Screening for Kidney Disease
Screening is critical for early diagnosis, evaluation and treatment of kidney disease. CKD is usually diagnosed by the presence of kidney damage and/or a decrease in the level of kidney function. In the majority of cases, this can be done by checking for protein in the urine (i.e. kidney damage) and/or a low GFR (i.e. decreased function). Because no test is perfect, doctors need to be careful not to over-diagnose kidney disease. This means that these tests should generally be limited to people at higher risk for kidney disease (i.e. have risk factors). Equally important, doctors need to take into account the person’s medical history or clinical situation when interpreting the results.
Checking for Kidney Damage
It is recommended that all health care providers, not just kidney doctors, recognize when their patients are at high risk for kidney damage or disease. Patients at risk should have a small amount of their urine checked for protein or albumin. If none is found, testing should be repeated yearly. If protein is present but likely to have been caused by a temporary condition (e.g. urinary tract infection), it should be repeated after the condition has cleared up. If a reversible condition cannot be found, the urine should be rechecked twice over the next 3-6 months. If two of the three tests show a significant amount of protein is present, a diagnosis of kidney damage can be made and the person treated or referred to a kidney doctor.

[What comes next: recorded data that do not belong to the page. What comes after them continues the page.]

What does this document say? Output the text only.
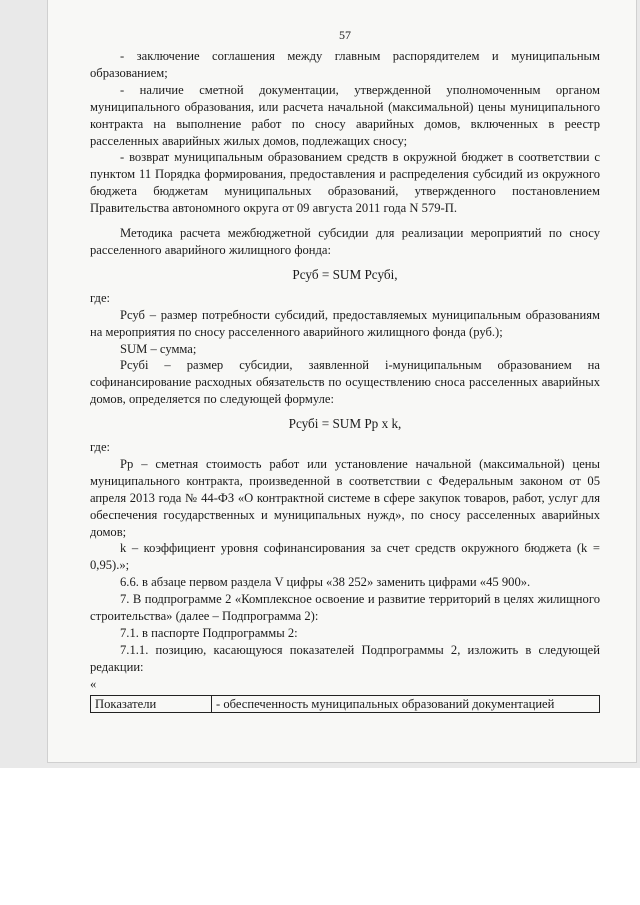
57

- заключение соглашения между главным распорядителем и муниципальным образованием;

- наличие сметной документации, утвержденной уполномоченным органом муниципального образования, или расчета начальной (максимальной) цены муниципального контракта на выполнение работ по сносу аварийных домов, включенных в реестр расселенных аварийных жилых домов, подлежащих сносу;

- возврат муниципальным образованием средств в окружной бюджет в соответствии с пунктом 11 Порядка формирования, предоставления и распределения субсидий из окружного бюджета бюджетам муниципальных образований, утвержденного постановлением Правительства автономного округа от 09 августа 2011 года N 579-П.

Методика расчета межбюджетной субсидии для реализации мероприятий по сносу расселенного аварийного жилищного фонда:

Рсуб = SUM Рсубi,

где:

Рсуб – размер потребности субсидий, предоставляемых муниципальным образованиям на мероприятия по сносу расселенного аварийного жилищного фонда (руб.);

SUM – сумма;

Рсубi – размер субсидии, заявленной i-муниципальным образованием на софинансирование расходных обязательств по осуществлению сноса расселенных аварийных домов, определяется по следующей формуле:

Рсубi = SUM Рр x k,

где:

Рр – сметная стоимость работ или установление начальной (максимальной) цены муниципального контракта, произведенной в соответствии с Федеральным законом от 05 апреля 2013 года № 44-ФЗ «О контрактной системе в сфере закупок товаров, работ, услуг для обеспечения государственных и муниципальных нужд», по сносу расселенных аварийных домов;

k – коэффициент уровня софинансирования за счет средств окружного бюджета (k = 0,95).»;

6.6. в абзаце первом раздела V цифры «38 252» заменить цифрами «45 900».

7. В подпрограмме 2 «Комплексное освоение и развитие территорий в целях жилищного строительства» (далее – Подпрограмма 2):

7.1. в паспорте Подпрограммы 2:

7.1.1. позицию, касающуюся показателей Подпрограммы 2, изложить в следующей редакции:

«

Показатели	- обеспеченность муниципальных образований документацией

Checking for Reduced Kidney Function
Patients at risk for kidney disease or have signs of kidney damage (i.e. blood or protein in the urine) should have their kidney function assessed. Currently the best method is to do estimate the GFR by measuring the amount of creatinine in the blood (i.e. serum creatinine) and then using a specific mathematical formula (i.e. MDRD equation) to adjust for the person’s age, gender, race, and body size. If the person is at risk and the GFR is less than 60 (or 60 mL/min/1.73m2), then the doctor should act. If the GFR is above 60, there aren’t other signs of kidney damage or dysfunction and the person is not at a high risk for developing severe kidney failure, it may prudent to monitor the situation instead of starting treatment or sending them to the kidney doctor. In these cases, it is recommended that the person’s medications be adjusted, substances known to be toxic to the kidney avoided, and the GFR be checked more frequently. If the GFR is or starts to rapidly drop without explanation (i.e. more than 30% within 4 months), then it is appropriate to start treatment or refer to the kidney doctor.